Burning DVDs

DISCLAIMER: this thread is strictly to settle a 5 cent bet i made with my mom and to maybe make home DVDs of my 2-year-old niece.

can one burn DVDs using a CD rewritable? or do i need some special files compressing program? how can a movie which is much longer and consists of much more information than music fit on the same size disc as a CD? and if i do succeed at burning a DVD via my computer, will it play on a regular DVD player, or stricly on the computer?

If you want to burn a DVD, you’ll need a DVD burner, not CD burner.

Or are you asking if you can burn a movie to a CD and have it play in a DVD player? If so, the answer is “yes”, but I’ll leave it to someone more versed in such matters to tell you how (mainly because I’m pressed for time right now, and I’m not familiar enough with it to answer without a lot of googling).

You’ll need a DVD burner to burn DVD’s.

You CAN put video on a Video CD which will play in most DVD players.

I belive Video CD uses mpg1 format so you’ll fit less at lower resolutions and at lower quality than mpg2 DVD format.

Super VCD uses mpg2 format but I don’t think you can fit more than 30 minutes of video or so in one CD.

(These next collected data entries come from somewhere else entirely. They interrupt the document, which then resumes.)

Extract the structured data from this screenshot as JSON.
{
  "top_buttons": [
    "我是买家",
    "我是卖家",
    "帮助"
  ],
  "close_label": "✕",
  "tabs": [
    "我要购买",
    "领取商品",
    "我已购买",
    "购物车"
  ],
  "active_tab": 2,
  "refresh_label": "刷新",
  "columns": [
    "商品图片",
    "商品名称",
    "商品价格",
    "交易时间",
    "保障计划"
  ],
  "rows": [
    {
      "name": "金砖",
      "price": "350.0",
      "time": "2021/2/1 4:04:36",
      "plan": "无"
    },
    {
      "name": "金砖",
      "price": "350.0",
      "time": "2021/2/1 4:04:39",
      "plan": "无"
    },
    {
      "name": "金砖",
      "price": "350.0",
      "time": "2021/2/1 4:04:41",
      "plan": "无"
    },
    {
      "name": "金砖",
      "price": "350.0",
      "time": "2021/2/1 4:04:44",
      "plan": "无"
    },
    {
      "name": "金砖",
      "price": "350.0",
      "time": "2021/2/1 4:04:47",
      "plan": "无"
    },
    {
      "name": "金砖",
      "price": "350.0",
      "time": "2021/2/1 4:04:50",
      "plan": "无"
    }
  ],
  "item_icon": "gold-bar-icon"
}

Look into DVD help. Check into how to burn a VCD or (much better) SVCD onto a CD.

You may have to convert your source video into the right format. This can be extremely time consuming.

VCDs and SVCDs encode the error corrections system into the stream rather than as sep. blocks like on an audio CD. Hence they can hold over 800MBs of “data” but a good size chunk of that is error correction bits. TNSTAAFL.

I am extremely happy with the SVCDs I make. I don’t rent or buy DVDs for the most part, this is the only reason I have a DVD player.

so, why can’t i burn DVDs if my computer can read them? are they not burned the same way as a CD or is it just because of format conflicts?

so, why can’t i burn DVDs if my computer can read them? are they not burned the same way as a CD or is it just because of format conflicts?

A DVD burner uses different technology to burn a DVD than the CD burner uses for the CD. The laser and the depths of the burn are different. The disks may look the same but they aren`t.

dvd’s use smaller marks in the disk to store data. the laser to burn and read a disk must be smaller to match these smaller marks in a dvd. i believe it takes 40 watts to burn and 5 watts to read for the laser what you have is a dvd-rw plus dvd-rom drive. the laser in dvd mode is not powerfull enough to write, only to read.

so, do these programs on Google really work? how? and would the gov’t come after me if i dowloaded/bought one?

Sure they work.

And they do exactly what they claim to do: Copy a DVD movie to a CD.

NOT a DVD to a DVD.

What they do is they rip the movie from the DVD into your hardrive, then it converts the format of the movie either to VCD mpg1 or an AVI format (Divx for example) which you can then burn to a CD.

If it is done in an AVI format, you can only watch the movie on your computer.